感動の映画だ。それは間違いない、ラスト近くでは必ずといっていいほどあなたは涙を流すであろう。たとえそれが悲しみの涙であろうとも。

 この映画では常に黒いもやのような感じが付きまとっている。画質のせいかもしれないけれど、まず第一にはビョークを主演に持ってきたことだろう。彼女の 音楽を聞いたことがある方には分かると思うが、心踊るような曲はあまり出さない。むしろ心をえぐるような、心の叫びに似た感じの不思議な曲を出すことが多い、それが彼女の魅力であり、評価されている部分であると思う。そんな彼女主演のミュージカルが果たして一般的な、言ってしまえばハリウッド的な笑いと感動のミュージカルになりうるのか。まずならないだろう。この映画は一言で言えば、涙と感動のミュージカルだ。これまでのミュージカルの概念を吹き飛ばしたといってもいい。
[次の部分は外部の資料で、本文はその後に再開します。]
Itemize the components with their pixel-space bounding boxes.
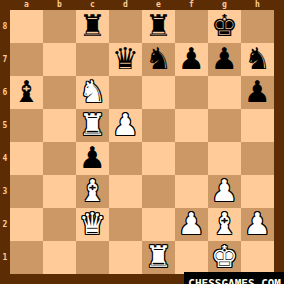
square-d6[interactable]	[109, 76, 142, 109]
square-b8[interactable]	[43, 10, 76, 43]
square-e7[interactable]: ♞	[142, 43, 175, 76]
piece-white-pawn[interactable]: ♟	[241, 208, 274, 241]
square-e5[interactable]	[142, 109, 175, 142]
square-c7[interactable]	[76, 43, 109, 76]
file-label-f: f	[175, 0, 208, 10]
square-b5[interactable]	[43, 109, 76, 142]
file-label-d: d	[109, 0, 142, 10]
square-a8[interactable]	[10, 10, 43, 43]
piece-white-rook[interactable]: ♜	[76, 109, 109, 142]
square-h6[interactable]: ♟	[241, 76, 274, 109]
square-g1[interactable]: ♚	[208, 241, 241, 274]
square-h2[interactable]: ♟	[241, 208, 274, 241]
square-g4[interactable]	[208, 142, 241, 175]
square-c3[interactable]: ♝	[76, 175, 109, 208]
piece-black-king[interactable]: ♚	[208, 10, 241, 43]
rank-label-3: 3	[0, 175, 10, 208]
piece-black-knight[interactable]: ♞	[241, 43, 274, 76]
square-d1[interactable]	[109, 241, 142, 274]
square-f7[interactable]: ♟	[175, 43, 208, 76]
square-h4[interactable]	[241, 142, 274, 175]
square-a4[interactable]	[10, 142, 43, 175]
square-a3[interactable]	[10, 175, 43, 208]
square-f5[interactable]	[175, 109, 208, 142]
square-e3[interactable]	[142, 175, 175, 208]
piece-black-pawn[interactable]: ♟	[241, 76, 274, 109]
square-e8[interactable]: ♜	[142, 10, 175, 43]
square-f3[interactable]	[175, 175, 208, 208]
square-a6[interactable]: ♝	[10, 76, 43, 109]
chess-board: ♜♜♚♛♞♟♟♞♝♞♟♜♟♟♝♟♛♟♝♟♜♚	[10, 10, 274, 274]
square-h5[interactable]	[241, 109, 274, 142]
square-c8[interactable]: ♜	[76, 10, 109, 43]
square-e6[interactable]	[142, 76, 175, 109]
square-e2[interactable]	[142, 208, 175, 241]
square-b4[interactable]	[43, 142, 76, 175]
chess-diagram: abcdefgh 87654321 ♜♜♚♛♞♟♟♞♝♞♟♜♟♟♝♟♛♟♝♟♜♚…	[0, 0, 284, 284]
square-b3[interactable]	[43, 175, 76, 208]
square-d4[interactable]	[109, 142, 142, 175]
rank-label-5: 5	[0, 109, 10, 142]
piece-black-pawn[interactable]: ♟	[208, 43, 241, 76]
piece-black-rook[interactable]: ♜	[142, 10, 175, 43]
square-b6[interactable]	[43, 76, 76, 109]
square-a1[interactable]	[10, 241, 43, 274]
square-f1[interactable]	[175, 241, 208, 274]
piece-white-pawn[interactable]: ♟	[208, 175, 241, 208]
square-e1[interactable]: ♜	[142, 241, 175, 274]
square-b7[interactable]	[43, 43, 76, 76]
piece-white-king[interactable]: ♚	[208, 241, 241, 274]
piece-black-queen[interactable]: ♛	[109, 43, 142, 76]
square-h8[interactable]	[241, 10, 274, 43]
square-g5[interactable]	[208, 109, 241, 142]
file-label-b: b	[43, 0, 76, 10]
piece-white-pawn[interactable]: ♟	[109, 109, 142, 142]
square-h1[interactable]	[241, 241, 274, 274]
square-d3[interactable]	[109, 175, 142, 208]
square-c1[interactable]	[76, 241, 109, 274]
piece-black-bishop[interactable]: ♝	[10, 76, 43, 109]
square-d7[interactable]: ♛	[109, 43, 142, 76]
square-f6[interactable]	[175, 76, 208, 109]
square-g2[interactable]: ♝	[208, 208, 241, 241]
square-g6[interactable]	[208, 76, 241, 109]
square-b1[interactable]	[43, 241, 76, 274]
square-a5[interactable]	[10, 109, 43, 142]
square-a2[interactable]	[10, 208, 43, 241]
rank-label-6: 6	[0, 76, 10, 109]
square-g7[interactable]: ♟	[208, 43, 241, 76]
piece-white-rook[interactable]: ♜	[142, 241, 175, 274]
square-d5[interactable]: ♟	[109, 109, 142, 142]
square-f4[interactable]	[175, 142, 208, 175]
piece-black-pawn[interactable]: ♟	[76, 142, 109, 175]
rank-label-2: 2	[0, 208, 10, 241]
piece-white-knight[interactable]: ♞	[76, 76, 109, 109]
piece-white-queen[interactable]: ♛	[76, 208, 109, 241]
rank-label-8: 8	[0, 10, 10, 43]
piece-black-pawn[interactable]: ♟	[175, 43, 208, 76]
square-c5[interactable]: ♜	[76, 109, 109, 142]
square-c4[interactable]: ♟	[76, 142, 109, 175]
piece-white-bishop[interactable]: ♝	[76, 175, 109, 208]
square-d8[interactable]	[109, 10, 142, 43]
square-b2[interactable]	[43, 208, 76, 241]
piece-white-bishop[interactable]: ♝	[208, 208, 241, 241]
watermark-label: CHESSGAMES.COM	[188, 277, 281, 284]
square-e4[interactable]	[142, 142, 175, 175]
piece-black-rook[interactable]: ♜	[76, 10, 109, 43]
square-h7[interactable]: ♞	[241, 43, 274, 76]
square-h3[interactable]	[241, 175, 274, 208]
file-label-a: a	[10, 0, 43, 10]
piece-black-knight[interactable]: ♞	[142, 43, 175, 76]
square-g8[interactable]: ♚	[208, 10, 241, 43]
square-g3[interactable]: ♟	[208, 175, 241, 208]
rank-label-7: 7	[0, 43, 10, 76]
square-a7[interactable]	[10, 43, 43, 76]
rank-labels: 87654321	[0, 10, 10, 274]
square-f2[interactable]: ♟	[175, 208, 208, 241]
square-c6[interactable]: ♞	[76, 76, 109, 109]
square-c2[interactable]: ♛	[76, 208, 109, 241]
rank-label-4: 4	[0, 142, 10, 175]
square-f8[interactable]	[175, 10, 208, 43]
file-label-h: h	[241, 0, 274, 10]
rank-label-1: 1	[0, 241, 10, 274]
watermark-bar: CHESSGAMES.COM	[184, 272, 284, 284]
square-d2[interactable]	[109, 208, 142, 241]
piece-white-pawn[interactable]: ♟	[175, 208, 208, 241]
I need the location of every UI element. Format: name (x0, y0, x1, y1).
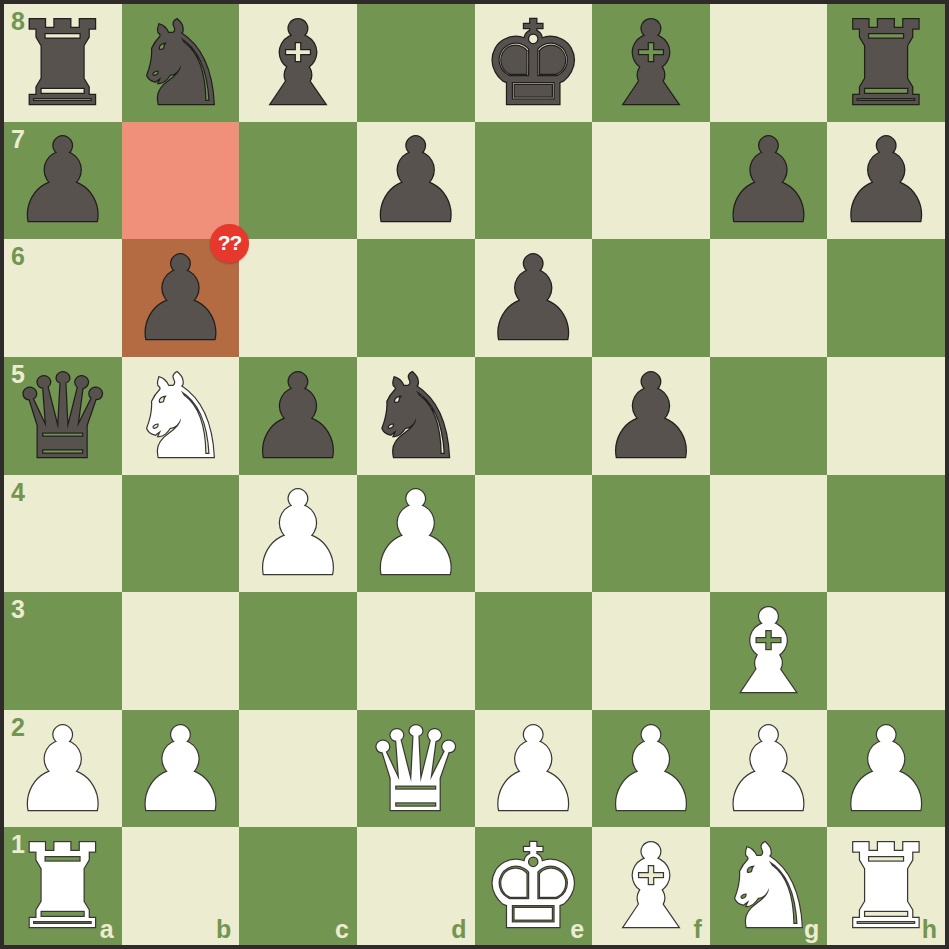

 前半部分ではほとんどミュージカル形式になっていない、それはちょうどビョークの歌手としての強烈さを消すために役立っているのだが、彼女をセルマと認識できるようになる後半は怒涛のように歌が続く、その歌はすべてセルマの心の叫びであり、それは普通に台詞や情景描写で表すより何倍も見ているものの心に響かせる。感動を与える。

 登場人物はあまり多くない。ビョーク扮するセルマ、息子のジーン、親友のキャシー、家主のビルとリンダ、セルマに恋するジェフ。他もろもろ。そして、この映画は多くの視点からは語られず、大体がセルマの視点から語られる。だから、よりセルマに共感することができる。

 セルマは遺伝で目が悪く、失明することが分かっていた。そして、ジーンにも遺伝していて、手術するため二人でアメリカへと渡ってきた。そのことをジーンには知らせていない。精神的ショックが目に悪影響を及ぼすからだ。そのため切り詰めて生活しながらも、周囲にはお金はチェコにいる父親に送るとごまかしている。そしてあまりの忙しさに耐え切れなくなると、彼女は「ゲーム」をはじめる。周りの音やリズムに身をゆだね、空想のミュージカルにふけるのだ。彼女にとってミュージカルは唯一の生き甲斐だった。それは目が見えなくなっても劇場にたびたび通うほど。

 しかしそんな空想にふけりがちなことが、後々彼女に降り積もっていくのだが、それは御覧になってから。  ビョークファンの方、単調な娯楽映画に飽きた人、そして何より大きな感動求める人、ぜひ一度劇場に足を運んでもらいたい、あまりの痛ましさに逃げ出したくなるほどの強烈な感動が、そしてラストがあなたを襲うだろう。